Геля обернулась к рыженькой, сказала ласково:

— Женечка, возьми детей и прогуляйся до Ирмы, поешьте сладкой пастилы.

Женя без звука поднялась, прижимая Батыра к груди, и протянула руку Эре. Втроём они вышли из шатра, и Геля села рядом со мной, вздохнула:

— Не хочу, чтобы дети знали.

— Понимаю. Вряд ли Ярику расскажу тоже.

Мы сидели возле сына, неторопливо пили чай, и Геля говорила — тихо, спокойно, размеренно.

— …И когда началась война, папу призвали. Почти сразу мы получили похоронку. У меня было двое младших братиков, как мои детки сейчас они тогда были. Мама работала на заводе.
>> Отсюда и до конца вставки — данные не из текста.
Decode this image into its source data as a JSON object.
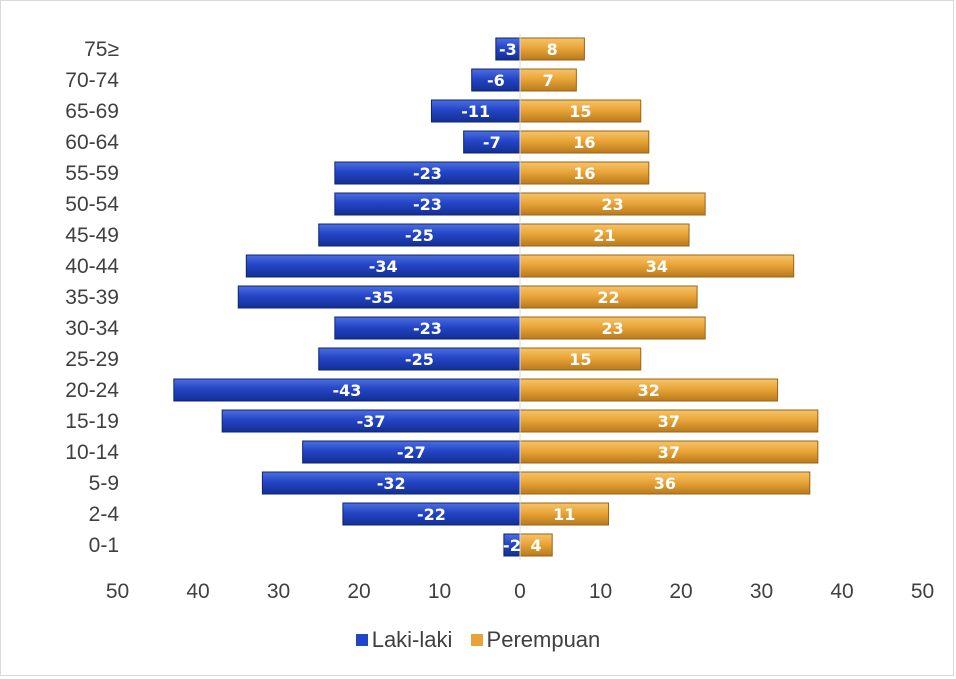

Однажды она пошла отоваривать карточки и не вернулась. Наверное, убили и карточки украли. Зимой это было в сорок первом году.

Геля вздохнула, отпила чая и снова начала:

— Я в школу не ходила тогда, оставалась с братьями, боялась, что их людоеды украдут… Когда доели последний хлеб, сожгли последние дрова, я одела мальчиков, закутала в одеяла и на санки посадила.
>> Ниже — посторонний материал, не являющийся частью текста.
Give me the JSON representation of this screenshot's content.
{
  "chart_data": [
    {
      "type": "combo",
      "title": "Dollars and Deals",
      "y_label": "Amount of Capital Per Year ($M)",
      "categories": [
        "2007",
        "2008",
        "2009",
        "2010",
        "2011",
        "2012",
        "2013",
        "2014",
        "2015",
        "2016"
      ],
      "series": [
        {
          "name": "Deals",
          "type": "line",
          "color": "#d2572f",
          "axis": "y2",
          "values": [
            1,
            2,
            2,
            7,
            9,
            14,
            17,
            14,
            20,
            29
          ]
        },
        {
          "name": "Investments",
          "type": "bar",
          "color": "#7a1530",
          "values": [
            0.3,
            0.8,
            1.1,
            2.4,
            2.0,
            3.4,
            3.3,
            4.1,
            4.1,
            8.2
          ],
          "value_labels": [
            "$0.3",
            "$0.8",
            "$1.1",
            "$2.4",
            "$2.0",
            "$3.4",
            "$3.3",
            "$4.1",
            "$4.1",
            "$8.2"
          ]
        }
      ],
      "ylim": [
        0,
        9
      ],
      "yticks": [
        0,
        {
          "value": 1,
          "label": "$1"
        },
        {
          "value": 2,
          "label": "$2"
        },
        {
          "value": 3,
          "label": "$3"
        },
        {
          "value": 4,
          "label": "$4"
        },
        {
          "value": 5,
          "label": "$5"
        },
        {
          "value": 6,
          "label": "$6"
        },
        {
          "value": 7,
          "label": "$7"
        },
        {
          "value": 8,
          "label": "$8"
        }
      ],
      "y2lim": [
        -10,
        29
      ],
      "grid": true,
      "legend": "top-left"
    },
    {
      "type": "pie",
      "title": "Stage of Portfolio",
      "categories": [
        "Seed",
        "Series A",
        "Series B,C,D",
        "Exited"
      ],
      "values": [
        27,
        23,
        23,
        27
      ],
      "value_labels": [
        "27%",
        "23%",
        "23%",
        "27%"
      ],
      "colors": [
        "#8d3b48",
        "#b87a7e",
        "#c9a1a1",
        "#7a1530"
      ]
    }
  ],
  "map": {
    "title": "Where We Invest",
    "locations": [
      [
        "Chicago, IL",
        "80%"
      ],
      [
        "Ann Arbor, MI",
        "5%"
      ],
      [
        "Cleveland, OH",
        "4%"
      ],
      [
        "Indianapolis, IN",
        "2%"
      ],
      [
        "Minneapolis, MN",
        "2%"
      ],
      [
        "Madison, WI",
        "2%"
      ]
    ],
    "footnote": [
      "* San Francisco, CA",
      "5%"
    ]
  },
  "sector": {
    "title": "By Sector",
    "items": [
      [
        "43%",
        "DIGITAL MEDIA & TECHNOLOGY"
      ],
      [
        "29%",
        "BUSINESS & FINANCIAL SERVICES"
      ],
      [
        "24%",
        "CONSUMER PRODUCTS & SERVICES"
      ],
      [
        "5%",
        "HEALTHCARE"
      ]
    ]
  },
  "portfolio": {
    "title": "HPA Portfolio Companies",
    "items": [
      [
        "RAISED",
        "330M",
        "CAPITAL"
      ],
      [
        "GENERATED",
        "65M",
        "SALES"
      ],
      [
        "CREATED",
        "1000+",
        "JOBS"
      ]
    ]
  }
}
Она улыбнулась виновато, добавила:

— Так просто сейчас это звучит, а ведь я целый поход осуществила! Пока одного снесла, пока второго с третьего этажа… Полдня ушло, умаялась. Повезла их в детский дом, там, говорили, кормят. А на улице упала.

Ярик завозился, закряхтел, и я погладила его по спинке. Геля подняла глаза вверх, вспоминая:

— И тогда появилась цыганка. Я подумала: галлюцинация от голода. Только все воображали еду, а мне вот привиделась цыганка… Она мне хлебушка в рот положила, и я ожила. Сказала мне: пойдёшь со мной и никогда больше не будешь голодать. Я братиков хотела взять, а она запретила. Вот, теперь их вспоминаю и думаю: живы ли, может, кто спас…

Высказывать соболезнования я не умела, поэтому просто взяла её руку в свою ладонь и сжала легонько.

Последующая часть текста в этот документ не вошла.